Alors que l’homme s’occupe en premier lieu de ce qui incombe à sa santé, puis après à son confort et à son bonheur, il n’est pas étonnant que son choix se penche pour un travail mettant en valeur ces trois axes principaux. Nous allons voir ainsi les raisons plus implicites qui poussent l’homme à travailler.

III. La valeur du travail peut dépasser les rémunérations monétaires

Force est de constater que quel que soit le métier en question, il est récompensé par un salaire et que ces services octroyés valent quelque chose aux yeux de la société. Mais puisque l’homme dispose d’une volonté et d’une liberté que même sa raison ne peut orienter par des conseils les plus avisés, il est fréquent de voir des choix qui semblent irrationnels, mais qui convainc entièrement la personne. En effet, « l’homme est plus capable de vaincre les obstacles naturels que de se maîtriser lui-même.

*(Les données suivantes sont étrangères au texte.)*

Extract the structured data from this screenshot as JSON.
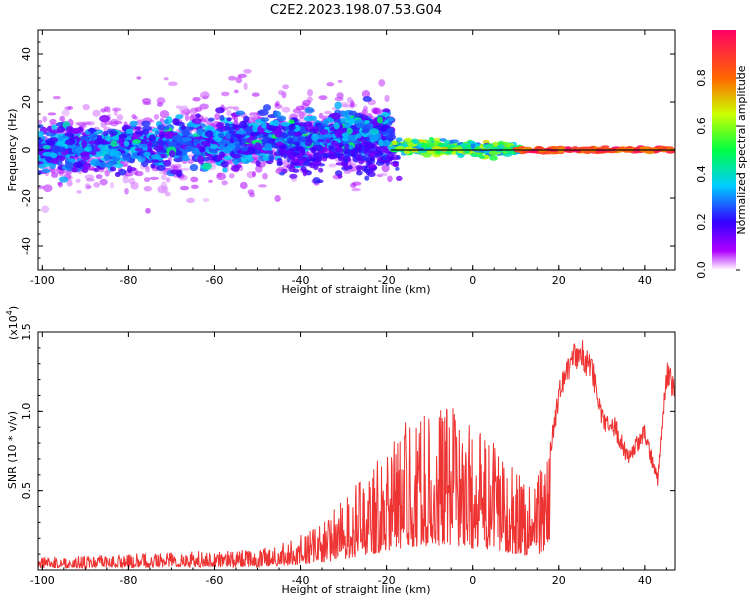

Dans le premier cas, il procède avec calme et patience, dans l’autre il subit l’entraînement des passions ». Si l’on comprend bien ce que voulait dire Cournot dans cette citation, la passion qui anime l’homme est tel un feu intérieur le poussant à atteindre son but, au-delà des impératifs immédiats de la société. Ainsi, on peut tout à fait choisir un métier qui ne rapporte pas beaucoup, ou qui est dévalorisé par la masse, comme dans le domaine artistique par exemple, mais ranime sa passion et faire vivre ses talents. Autre cas qui mérite d’être souligné, la carrière politique qui, la plupart du temps, démontre l’amour pour le pouvoir et la gloire, bien que les revenus qui en découlent soient néanmoins conséquents.« Vous voyez dons que je ne situe pas la liberté dans un libre décret, mais dans une libre nécessité ». On peut transposer ce qui a été dit par Spinoza dans la Lettre LVIII à Schuller à notre présent sujet, de sorte que dans le choix d’un métier, la liberté se manifeste par la nature de l’individu. Donc, une personne ne sera pas motivée à travailler s’il n’y a pas de salaire en contrepartie, mais surtout elle sera découragée si le métier en question ne met pas en valeur sa personnalité, ses aspirations et sa participation dans le bien-être de la planète. « Pour le joueur de flûte, le statuaire, pour toute espèce d’artisan et en un mot pour tous ceux qui pratiquent un travail et exercent une activité, le bien et la perfection résident, semble-t-il, dans le travail même », conclut Aristote dans Éthique à Nicomaque.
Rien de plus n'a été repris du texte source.